Angry white college graduates who hate President Donald Trump could turn the 2018 midterm elections into a bloodbath for Republicans, according to FiveThirtyEight celebrity pollster Nate Silver’s website.
Democrats face a number of handicaps, FiveThirtyEight writer David Wasserman, an editor for the Cook Political Report, writes. For one thing, voters in midterm elections are typically an older and whiter crowd — and older, whiter voters tend to vote Republican. Also, Latino turnout is usually lower in midterms and black voter turnout appears to be decreasing now that former President Barack Obama has left the political scene. (Latino and black voters tend to vote heavily Democratic.)
Nevertheless, Democrats have considerable reason to be hopeful because midterm elections usually reflect voter sentiment about the sitting president, and Trump is consistently polling very low. In addition, voters in midterm elections tend to be more college-educated than voters in presidential election years — and the 2018 election will have more college-educated voters than any previous electorate in the history of the United States.

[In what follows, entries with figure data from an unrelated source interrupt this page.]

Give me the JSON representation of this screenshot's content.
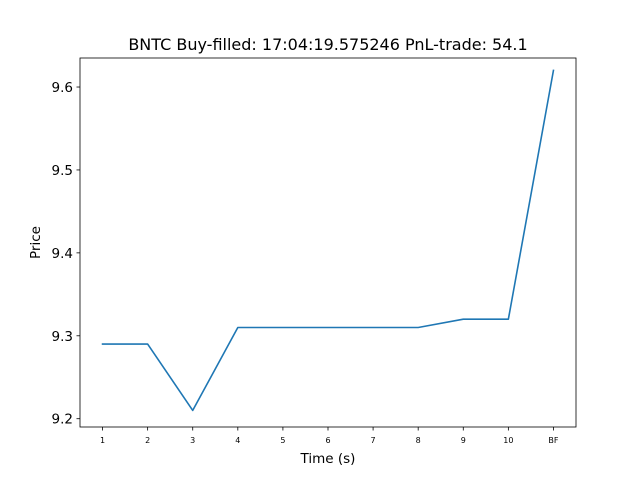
{
  "chart_data": {
    "type": "line",
    "title": "BNTC  Buy-filled:  17:04:19.575246  PnL-trade:  54.1",
    "xlabel": "Time (s)",
    "ylabel": "Price",
    "categories": [
      "1",
      "2",
      "3",
      "4",
      "5",
      "6",
      "7",
      "8",
      "9",
      "10",
      "BF"
    ],
    "series": [
      {
        "name": "Price",
        "color": "#1f77b4",
        "values": [
          9.29,
          9.29,
          9.21,
          9.31,
          9.31,
          9.31,
          9.31,
          9.31,
          9.32,
          9.32,
          9.62
        ]
      }
    ],
    "ylim": [
      9.19,
      9.635
    ],
    "yticks": [
      9.2,
      9.3,
      9.4,
      9.5,
      9.6
    ],
    "ytick_labels": [
      "9.2",
      "9.3",
      "9.4",
      "9.5",
      "9.6"
    ],
    "grid": false,
    "legend": "none"
  }
}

FiveThirtyEight compares the 2018 midterms to the 2010 off-year election which was famously called the “Year of the Angry White Senior.”
White, college-educated voters chose Trump by a margin of three points, according to 2016 exit polls. By comparison, the same polls showed Trump winning among white voters without college degrees by a whopping 37 points.
Evidence suggests that white voters with college degrees are rejecting Trump in droves.
“The most recent NBC/Wall Street Journal national survey found that whites with a college degree disapproved of Trump’s job performance 61 percent to 37 percent, with 51 percent strongly disapproving — a remarkable level of intensity for a group that he carried just 10 months ago,” FiveThirtyEight notes. “By comparison, non-college whites approved of Trump 56 percent to 38 percent, with only 27 percent disapproving strongly.”
“This leaves Republicans dangerously exposed,” the data-driven website also says. “Just as Obama’s legions of young supporters failed to show up at the polls for Democrats in 2010 and 2014, Trump’s base of whites without college degrees could leave the GOP stranded in 2018.”
White voters without college degrees — Trump’s dedicated base — may not show up in the midterm elections because Trump will not be on any ballots.
“And the challenge of motivating these voters — who are typically less likely to vote in midterms anyway — could be compounded by Trump’s perpetual bashing of congressional Republicans who are on the ballot,” FiveThirtyEight suggests.